GLENN: Tim Russert was one of a kind and I know you have heard from everybody and his brother in the last few days about Tim Russert and I'm not going to go on and on about him.  I didn't know the man.  I knew him like you did.  I knew him as a viewer.  That's it.  Didn't know him as a viewer, you know, in the last eight years because I started going to church eight years ago and missed him.  I will tell you that every time I saw this guy on television, I liked him.  I know that he was a liberal, but I could never really tell where his policies were.  I could never tell if he was -- he never had an agenda.  He was one of a kind or the last of a dying breed or a dead breed of those journalists that were fair.  He pissed me off so badly every time he would have my guy on.  He would ask these questions and he would keep going and going and going and going, and your head would explode.  And you'd be like, you've got to be kidding me.  And then they would go to a commercial break and they would have the other side on, and I would cheer because he kept going and going and going and going.  And it was like the third time that I ever saw Tim Russert that I thought, holy cow, I cheer as much as I jeer with him.  He really asked the tough questions on both sides.  That doesn't happen anymore.  That's the way journalists are supposed to be, but I don't think they are.  That's the way.
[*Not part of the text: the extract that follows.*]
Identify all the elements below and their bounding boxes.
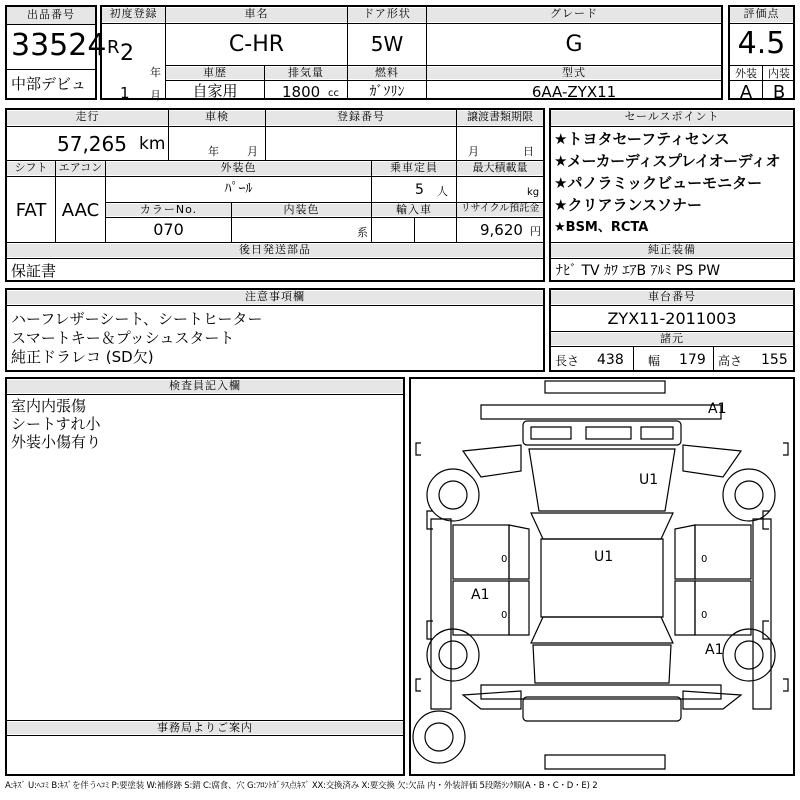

I mean, look at the difference between the way the media is treating Barack Obama and the way Tim Russert treats everybody.  MSNBC is in full-fledged love affair with Barack Obama, where you hear the reporters say chills went down their legs.  That made a chill go up my spine when I heard that.  Right across the street is the GE building, 30 Rock, NBC, they have moved MSNBC into the same building with NBC.  Tim Russert was one of the guys who was fighting that.  Tim Russert said, I've worked too long in my career to have you pair me with Keith Olbermann; that's not journalism, that's not fair and balanced.  He was one of a dying breed.  I have no idea who they would possibly replace that guy with.

You know, we all work in jobs that, it will go on.  You know, I die tomorrow and it will go on.  Somebody will replace me.  But I have to tell you I honestly don't know who you would replace Tim Russert with.  I haven't heard a soul that could fill his shoes.  I don't think I've ever seen anyone in journalism that I feel the way I do about Tim Russert.  Hopefully NBC gets it.  Hopefully some of Tim Russert's relative dying words about, what are you doing over at NBC will be heeded now.  The reports that I have read about what Tim Russert said about the move to the radical left of NBC.  And look, you want to do that but just make sure that it's known as commentary.  Journalists like that just don't exist.  Tim Russert, you made a difference.

And you know what?  I heard a lot of people who say, I never watched it because I was in church and now that I've seen all the things, I feel like I've missed something.  You did.  We all did.  And we'll really know what we had now that he's gone.